Year of publication 2024
Type Appeared in Conference without Proceedings
MU Faculty or unit

Faculty of Arts

Citation
Description The paper focuses on operatic acting, especially cognition, and emotions and their sharing between actor and spectator. In opera, scenography is also an essential part of the expression of the actor-singer. Scenography is currently understood as an audiovisual or multimodal component of the production. In opera, it is often a very active correlate of the acting. Music, which in the process of meaning-making is understood as the dominant agent in communicating affects and emotions, also fundamentally shapes both the spectator's scenographic imagery and everything communicated by the singer's acting. Using the example of the Baroque opera Alcina by G. F. Händel in the current Brno production (2022, directed by J. Heřman), I will show the means by which the singer-actress communicates her character's feelings. I focus on sorrow and despair shared with the spectators in her/his embodied perception of the scenographic environment – induced by the "anxiety" of Baroque music and its visualization. I will focus on the lamentation aria performed by the leading Czech singer-actress P. Vykopalová.
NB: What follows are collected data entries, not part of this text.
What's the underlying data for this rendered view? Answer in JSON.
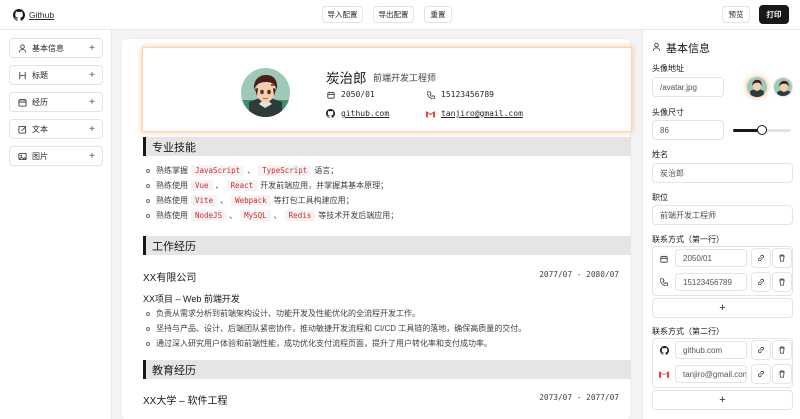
{
  "topbar": {
    "github_label": "Github",
    "import_label": "导入配置",
    "export_label": "导出配置",
    "reset_label": "重置",
    "preview_label": "预览",
    "print_label": "打印"
  },
  "sidebar": {
    "items": [
      {
        "label": "基本信息",
        "icon": "user-icon"
      },
      {
        "label": "标题",
        "icon": "heading-icon"
      },
      {
        "label": "经历",
        "icon": "calendar-icon"
      },
      {
        "label": "文本",
        "icon": "text-edit-icon"
      },
      {
        "label": "图片",
        "icon": "image-icon"
      }
    ]
  },
  "resume": {
    "name": "炭治郎",
    "job": "前端开发工程师",
    "birth": "2050/01",
    "phone": "15123456789",
    "github": "github.com",
    "email": "tanjiro@gmail.com",
    "skills_title": "专业技能",
    "skills": [
      {
        "pre": "熟练掌握",
        "tags": [
          "JavaScript",
          "TypeScript"
        ],
        "post": "语言；"
      },
      {
        "pre": "熟练使用",
        "tags": [
          "Vue",
          "React"
        ],
        "post": "开发前端应用，并掌握其基本原理；"
      },
      {
        "pre": "熟练使用",
        "tags": [
          "Vite",
          "Webpack"
        ],
        "post": "等打包工具构建应用；"
      },
      {
        "pre": "熟练使用",
        "tags": [
          "NodeJS",
          "MySQL",
          "Redis"
        ],
        "post": "等技术开发后端应用；"
      }
    ],
    "work_title": "工作经历",
    "company": "XX有限公司",
    "company_dates": "2077/07 - 2080/07",
    "project": "XX项目 – Web 前端开发",
    "work_items": [
      "负责从需求分析到前端架构设计、功能开发及性能优化的全流程开发工作。",
      "坚持与产品、设计、后端团队紧密协作，推动敏捷开发流程和 CI/CD 工具链的落地，确保高质量的交付。",
      "通过深入研究用户体验和前端性能，成功优化支付流程页面，提升了用户转化率和支付成功率。"
    ],
    "edu_title": "教育经历",
    "school": "XX大学 – 软件工程",
    "school_dates": "2073/07 - 2077/07"
  },
  "panel": {
    "title": "基本信息",
    "avatar_label": "头像地址",
    "avatar_value": "/avatar.jpg",
    "size_label": "头像尺寸",
    "size_value": "86",
    "size_slider": 0.5,
    "name_label": "姓名",
    "name_value": "炭治郎",
    "job_label": "职位",
    "job_value": "前端开发工程师",
    "contact1_label": "联系方式（第一行）",
    "contact1": [
      "2050/01",
      "15123456789"
    ],
    "contact2_label": "联系方式（第二行）",
    "contact2": [
      "github.com",
      "tanjiro@gmail.com"
    ],
    "add_symbol": "+"
  },
  "colors": {
    "accent_glow": "#f9923c",
    "dark": "#18181b",
    "code_red": "#dc2626"
  }
}
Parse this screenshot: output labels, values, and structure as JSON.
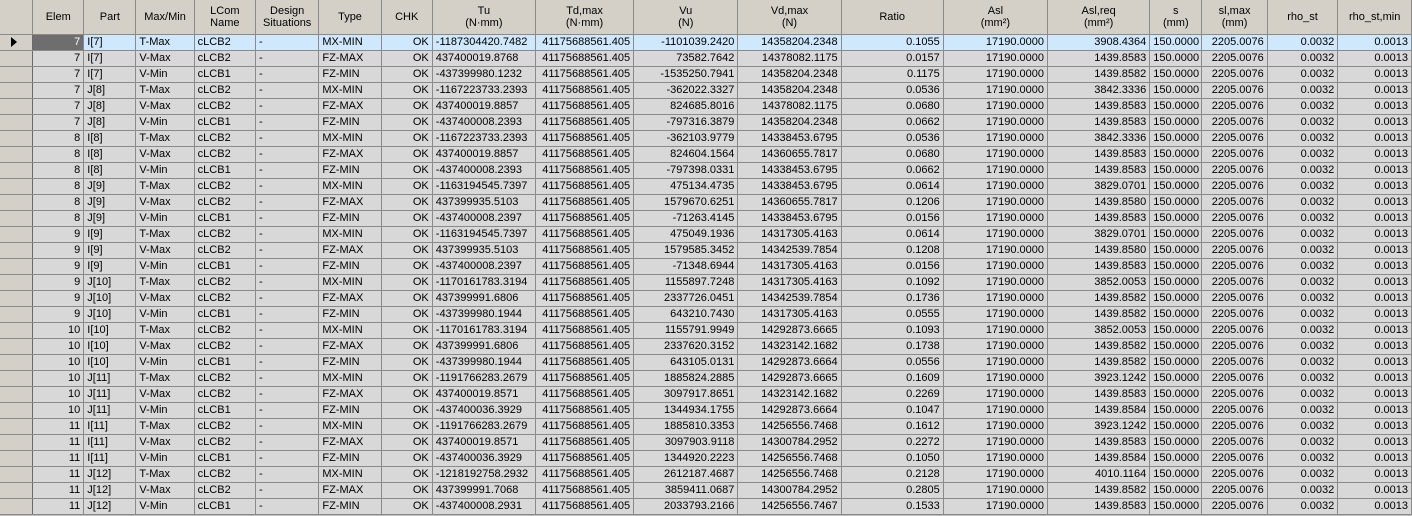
{
  "columns": [
    {
      "key": "rowhdr",
      "label": ""
    },
    {
      "key": "elem",
      "label": "Elem"
    },
    {
      "key": "part",
      "label": "Part"
    },
    {
      "key": "maxmin",
      "label": "Max/Min"
    },
    {
      "key": "lcom",
      "label": "LCom\nName"
    },
    {
      "key": "design",
      "label": "Design\nSituations"
    },
    {
      "key": "type",
      "label": "Type"
    },
    {
      "key": "chk",
      "label": "CHK"
    },
    {
      "key": "tu",
      "label": "Tu\n(N·mm)"
    },
    {
      "key": "tdmax",
      "label": "Td,max\n(N·mm)"
    },
    {
      "key": "vu",
      "label": "Vu\n(N)"
    },
    {
      "key": "vdmax",
      "label": "Vd,max\n(N)"
    },
    {
      "key": "ratio",
      "label": "Ratio"
    },
    {
      "key": "asl",
      "label": "Asl\n(mm²)"
    },
    {
      "key": "aslreq",
      "label": "Asl,req\n(mm²)"
    },
    {
      "key": "s",
      "label": "s\n(mm)"
    },
    {
      "key": "slmax",
      "label": "sl,max\n(mm)"
    },
    {
      "key": "rhost",
      "label": "rho_st"
    },
    {
      "key": "rhostmin",
      "label": "rho_st,min"
    }
  ],
  "selected_row": 0,
  "rows": [
    [
      "7",
      "I[7]",
      "T-Max",
      "cLCB2",
      "-",
      "MX-MIN",
      "OK",
      "-1187304420.7482",
      "41175688561.405",
      "-1101039.2420",
      "14358204.2348",
      "0.1055",
      "17190.0000",
      "3908.4364",
      "150.0000",
      "2205.0076",
      "0.0032",
      "0.0013"
    ],
    [
      "7",
      "I[7]",
      "V-Max",
      "cLCB2",
      "-",
      "FZ-MAX",
      "OK",
      "437400019.8768",
      "41175688561.405",
      "73582.7642",
      "14378082.1175",
      "0.0157",
      "17190.0000",
      "1439.8583",
      "150.0000",
      "2205.0076",
      "0.0032",
      "0.0013"
    ],
    [
      "7",
      "I[7]",
      "V-Min",
      "cLCB1",
      "-",
      "FZ-MIN",
      "OK",
      "-437399980.1232",
      "41175688561.405",
      "-1535250.7941",
      "14358204.2348",
      "0.1175",
      "17190.0000",
      "1439.8582",
      "150.0000",
      "2205.0076",
      "0.0032",
      "0.0013"
    ],
    [
      "7",
      "J[8]",
      "T-Max",
      "cLCB2",
      "-",
      "MX-MIN",
      "OK",
      "-1167223733.2393",
      "41175688561.405",
      "-362022.3327",
      "14358204.2348",
      "0.0536",
      "17190.0000",
      "3842.3336",
      "150.0000",
      "2205.0076",
      "0.0032",
      "0.0013"
    ],
    [
      "7",
      "J[8]",
      "V-Max",
      "cLCB2",
      "-",
      "FZ-MAX",
      "OK",
      "437400019.8857",
      "41175688561.405",
      "824685.8016",
      "14378082.1175",
      "0.0680",
      "17190.0000",
      "1439.8583",
      "150.0000",
      "2205.0076",
      "0.0032",
      "0.0013"
    ],
    [
      "7",
      "J[8]",
      "V-Min",
      "cLCB1",
      "-",
      "FZ-MIN",
      "OK",
      "-437400008.2393",
      "41175688561.405",
      "-797316.3879",
      "14358204.2348",
      "0.0662",
      "17190.0000",
      "1439.8583",
      "150.0000",
      "2205.0076",
      "0.0032",
      "0.0013"
    ],
    [
      "8",
      "I[8]",
      "T-Max",
      "cLCB2",
      "-",
      "MX-MIN",
      "OK",
      "-1167223733.2393",
      "41175688561.405",
      "-362103.9779",
      "14338453.6795",
      "0.0536",
      "17190.0000",
      "3842.3336",
      "150.0000",
      "2205.0076",
      "0.0032",
      "0.0013"
    ],
    [
      "8",
      "I[8]",
      "V-Max",
      "cLCB2",
      "-",
      "FZ-MAX",
      "OK",
      "437400019.8857",
      "41175688561.405",
      "824604.1564",
      "14360655.7817",
      "0.0680",
      "17190.0000",
      "1439.8583",
      "150.0000",
      "2205.0076",
      "0.0032",
      "0.0013"
    ],
    [
      "8",
      "I[8]",
      "V-Min",
      "cLCB1",
      "-",
      "FZ-MIN",
      "OK",
      "-437400008.2393",
      "41175688561.405",
      "-797398.0331",
      "14338453.6795",
      "0.0662",
      "17190.0000",
      "1439.8583",
      "150.0000",
      "2205.0076",
      "0.0032",
      "0.0013"
    ],
    [
      "8",
      "J[9]",
      "T-Max",
      "cLCB2",
      "-",
      "MX-MIN",
      "OK",
      "-1163194545.7397",
      "41175688561.405",
      "475134.4735",
      "14338453.6795",
      "0.0614",
      "17190.0000",
      "3829.0701",
      "150.0000",
      "2205.0076",
      "0.0032",
      "0.0013"
    ],
    [
      "8",
      "J[9]",
      "V-Max",
      "cLCB2",
      "-",
      "FZ-MAX",
      "OK",
      "437399935.5103",
      "41175688561.405",
      "1579670.6251",
      "14360655.7817",
      "0.1206",
      "17190.0000",
      "1439.8580",
      "150.0000",
      "2205.0076",
      "0.0032",
      "0.0013"
    ],
    [
      "8",
      "J[9]",
      "V-Min",
      "cLCB1",
      "-",
      "FZ-MIN",
      "OK",
      "-437400008.2397",
      "41175688561.405",
      "-71263.4145",
      "14338453.6795",
      "0.0156",
      "17190.0000",
      "1439.8583",
      "150.0000",
      "2205.0076",
      "0.0032",
      "0.0013"
    ],
    [
      "9",
      "I[9]",
      "T-Max",
      "cLCB2",
      "-",
      "MX-MIN",
      "OK",
      "-1163194545.7397",
      "41175688561.405",
      "475049.1936",
      "14317305.4163",
      "0.0614",
      "17190.0000",
      "3829.0701",
      "150.0000",
      "2205.0076",
      "0.0032",
      "0.0013"
    ],
    [
      "9",
      "I[9]",
      "V-Max",
      "cLCB2",
      "-",
      "FZ-MAX",
      "OK",
      "437399935.5103",
      "41175688561.405",
      "1579585.3452",
      "14342539.7854",
      "0.1208",
      "17190.0000",
      "1439.8580",
      "150.0000",
      "2205.0076",
      "0.0032",
      "0.0013"
    ],
    [
      "9",
      "I[9]",
      "V-Min",
      "cLCB1",
      "-",
      "FZ-MIN",
      "OK",
      "-437400008.2397",
      "41175688561.405",
      "-71348.6944",
      "14317305.4163",
      "0.0156",
      "17190.0000",
      "1439.8583",
      "150.0000",
      "2205.0076",
      "0.0032",
      "0.0013"
    ],
    [
      "9",
      "J[10]",
      "T-Max",
      "cLCB2",
      "-",
      "MX-MIN",
      "OK",
      "-1170161783.3194",
      "41175688561.405",
      "1155897.7248",
      "14317305.4163",
      "0.1092",
      "17190.0000",
      "3852.0053",
      "150.0000",
      "2205.0076",
      "0.0032",
      "0.0013"
    ],
    [
      "9",
      "J[10]",
      "V-Max",
      "cLCB2",
      "-",
      "FZ-MAX",
      "OK",
      "437399991.6806",
      "41175688561.405",
      "2337726.0451",
      "14342539.7854",
      "0.1736",
      "17190.0000",
      "1439.8582",
      "150.0000",
      "2205.0076",
      "0.0032",
      "0.0013"
    ],
    [
      "9",
      "J[10]",
      "V-Min",
      "cLCB1",
      "-",
      "FZ-MIN",
      "OK",
      "-437399980.1944",
      "41175688561.405",
      "643210.7430",
      "14317305.4163",
      "0.0555",
      "17190.0000",
      "1439.8582",
      "150.0000",
      "2205.0076",
      "0.0032",
      "0.0013"
    ],
    [
      "10",
      "I[10]",
      "T-Max",
      "cLCB2",
      "-",
      "MX-MIN",
      "OK",
      "-1170161783.3194",
      "41175688561.405",
      "1155791.9949",
      "14292873.6665",
      "0.1093",
      "17190.0000",
      "3852.0053",
      "150.0000",
      "2205.0076",
      "0.0032",
      "0.0013"
    ],
    [
      "10",
      "I[10]",
      "V-Max",
      "cLCB2",
      "-",
      "FZ-MAX",
      "OK",
      "437399991.6806",
      "41175688561.405",
      "2337620.3152",
      "14323142.1682",
      "0.1738",
      "17190.0000",
      "1439.8582",
      "150.0000",
      "2205.0076",
      "0.0032",
      "0.0013"
    ],
    [
      "10",
      "I[10]",
      "V-Min",
      "cLCB1",
      "-",
      "FZ-MIN",
      "OK",
      "-437399980.1944",
      "41175688561.405",
      "643105.0131",
      "14292873.6664",
      "0.0556",
      "17190.0000",
      "1439.8582",
      "150.0000",
      "2205.0076",
      "0.0032",
      "0.0013"
    ],
    [
      "10",
      "J[11]",
      "T-Max",
      "cLCB2",
      "-",
      "MX-MIN",
      "OK",
      "-1191766283.2679",
      "41175688561.405",
      "1885824.2885",
      "14292873.6665",
      "0.1609",
      "17190.0000",
      "3923.1242",
      "150.0000",
      "2205.0076",
      "0.0032",
      "0.0013"
    ],
    [
      "10",
      "J[11]",
      "V-Max",
      "cLCB2",
      "-",
      "FZ-MAX",
      "OK",
      "437400019.8571",
      "41175688561.405",
      "3097917.8651",
      "14323142.1682",
      "0.2269",
      "17190.0000",
      "1439.8583",
      "150.0000",
      "2205.0076",
      "0.0032",
      "0.0013"
    ],
    [
      "10",
      "J[11]",
      "V-Min",
      "cLCB1",
      "-",
      "FZ-MIN",
      "OK",
      "-437400036.3929",
      "41175688561.405",
      "1344934.1755",
      "14292873.6664",
      "0.1047",
      "17190.0000",
      "1439.8584",
      "150.0000",
      "2205.0076",
      "0.0032",
      "0.0013"
    ],
    [
      "11",
      "I[11]",
      "T-Max",
      "cLCB2",
      "-",
      "MX-MIN",
      "OK",
      "-1191766283.2679",
      "41175688561.405",
      "1885810.3353",
      "14256556.7468",
      "0.1612",
      "17190.0000",
      "3923.1242",
      "150.0000",
      "2205.0076",
      "0.0032",
      "0.0013"
    ],
    [
      "11",
      "I[11]",
      "V-Max",
      "cLCB2",
      "-",
      "FZ-MAX",
      "OK",
      "437400019.8571",
      "41175688561.405",
      "3097903.9118",
      "14300784.2952",
      "0.2272",
      "17190.0000",
      "1439.8583",
      "150.0000",
      "2205.0076",
      "0.0032",
      "0.0013"
    ],
    [
      "11",
      "I[11]",
      "V-Min",
      "cLCB1",
      "-",
      "FZ-MIN",
      "OK",
      "-437400036.3929",
      "41175688561.405",
      "1344920.2223",
      "14256556.7468",
      "0.1050",
      "17190.0000",
      "1439.8584",
      "150.0000",
      "2205.0076",
      "0.0032",
      "0.0013"
    ],
    [
      "11",
      "J[12]",
      "T-Max",
      "cLCB2",
      "-",
      "MX-MIN",
      "OK",
      "-1218192758.2932",
      "41175688561.405",
      "2612187.4687",
      "14256556.7468",
      "0.2128",
      "17190.0000",
      "4010.1164",
      "150.0000",
      "2205.0076",
      "0.0032",
      "0.0013"
    ],
    [
      "11",
      "J[12]",
      "V-Max",
      "cLCB2",
      "-",
      "FZ-MAX",
      "OK",
      "437399991.7068",
      "41175688561.405",
      "3859411.0687",
      "14300784.2952",
      "0.2805",
      "17190.0000",
      "1439.8582",
      "150.0000",
      "2205.0076",
      "0.0032",
      "0.0013"
    ],
    [
      "11",
      "J[12]",
      "V-Min",
      "cLCB1",
      "-",
      "FZ-MIN",
      "OK",
      "-437400008.2931",
      "41175688561.405",
      "2033793.2166",
      "14256556.7467",
      "0.1533",
      "17190.0000",
      "1439.8583",
      "150.0000",
      "2205.0076",
      "0.0032",
      "0.0013"
    ]
  ]
}
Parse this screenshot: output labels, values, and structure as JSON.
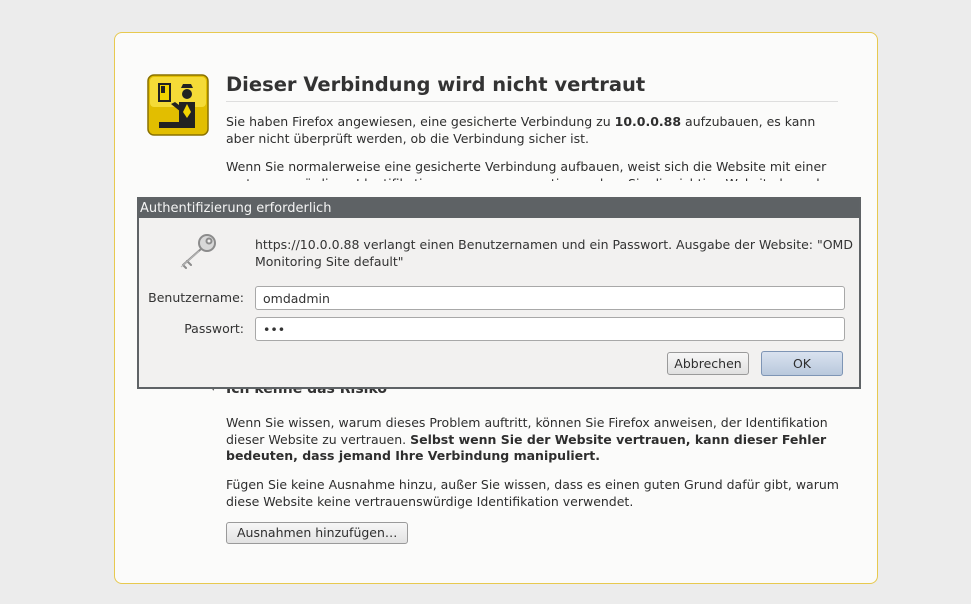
{
  "error_page": {
    "title": "Dieser Verbindung wird nicht vertraut",
    "para1_prefix": "Sie haben Firefox angewiesen, eine gesicherte Verbindung zu ",
    "para1_host": "10.0.0.88",
    "para1_suffix": " aufzubauen, es kann aber nicht überprüft werden, ob die Verbindung sicher ist.",
    "para2": "Wenn Sie normalerweise eine gesicherte Verbindung aufbauen, weist sich die Website mit einer vertrauenswürdigen Identifikation aus, um zu garantieren, dass Sie die richtige Website besuchen. Die Identifikation dieser Website dagegen kann nicht bestätigt werden.",
    "risk_heading": "Ich kenne das Risiko",
    "para3_prefix": "Wenn Sie wissen, warum dieses Problem auftritt, können Sie Firefox anweisen, der Identifikation dieser Website zu vertrauen. ",
    "para3_bold": "Selbst wenn Sie der Website vertrauen, kann dieser Fehler bedeuten, dass jemand Ihre Verbindung manipuliert.",
    "para4": "Fügen Sie keine Ausnahme hinzu, außer Sie wissen, dass es einen guten Grund dafür gibt, warum diese Website keine vertrauenswürdige Identifikation verwendet.",
    "add_exception_label": "Ausnahmen hinzufügen…",
    "icon": "certificate-warning-icon"
  },
  "auth_dialog": {
    "title": "Authentifizierung erforderlich",
    "message": "https://10.0.0.88 verlangt einen Benutzernamen und ein Passwort. Ausgabe der Website: \"OMD Monitoring Site default\"",
    "username_label": "Benutzername:",
    "username_value": "omdadmin",
    "password_label": "Passwort:",
    "password_value": "•••",
    "cancel_label": "Abbrechen",
    "ok_label": "OK",
    "icon": "key-icon"
  },
  "colors": {
    "box_border": "#e7c94f",
    "icon_yellow": "#f2d000",
    "dialog_titlebar": "#5e6265",
    "ok_button": "#c8d4e6"
  }
}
It is worth mentioning that the Brno opera and acting school still draws on the work of K. S. Stanislavski's Opera Studio, although it has already drawn on other influences. Given the complexity of opera production, I am led to combine several theoretical and methodological approaches in my analysis, including the Conceptual Metaphor and Blending Theories (see, e.g., Pérez-Sobrino 2018; Antović 2022).